I want to call out Dr. Rosenthal on one particularly naïve and destructive assertion that she makes about doctors: that they should be available, presumably by telephone, 24/7/365, and do this for free as part of their calling. She was a general internist, so she knows that this is a burden that has usually fallen to primary care physicians. A few years ago I noticed that very few primary care physicians will do this uncompensated work any longer. Nowadays, the patients are sent to the ER for every question, or they now have the option of consulting by telemedicine with a physician who has never seen them, let alone examined them. These are terrible options, but you get what you pay for.
Personally, I take call for my patients nights and weekends, as this is part of the service I offer with a direct care subscription fee. I think it is a shame that this is not available to more patients.
I recommend to Dr. Rosenthal, and everyone reading this review, to stop trying to fix the current American healthcare system and to think about what they want to replace it when it collapses. She recommended some models of healthcare, such as the Kaiser Permanente system, that are possible models for how we should do things differently in the future. I am an advocate of public financing for universal healthcare, perhaps these models can be a template for this. I am also an advocate for a free market for innovative businesses providing private healthcare, because there is no single system that can meet everyone’s needs or invent better ways to care for people.
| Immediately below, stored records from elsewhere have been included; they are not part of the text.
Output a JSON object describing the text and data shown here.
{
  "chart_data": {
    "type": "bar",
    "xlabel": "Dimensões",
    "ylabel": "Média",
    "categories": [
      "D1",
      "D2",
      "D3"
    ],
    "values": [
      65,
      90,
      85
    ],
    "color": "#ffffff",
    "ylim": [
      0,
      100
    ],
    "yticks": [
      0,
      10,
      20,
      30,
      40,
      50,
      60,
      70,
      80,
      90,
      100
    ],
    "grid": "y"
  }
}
Healthcare prices can’t rise faster than inflation forever, this system can’t keep taking up more and more of the economy, greed cannot reach all the way to the skies. The healthcare industry is an unsustainable bubble. It is the nature of bubbles that bubbles don’t gradually deflate. Bubbles pop. When this one pops, a lot of sick, terrified patients are still going to need healthcare. Dr. Rosenthal has written a book that everyone should read to learn how this bubble formed. I would like to hear what she would recommend after the pop.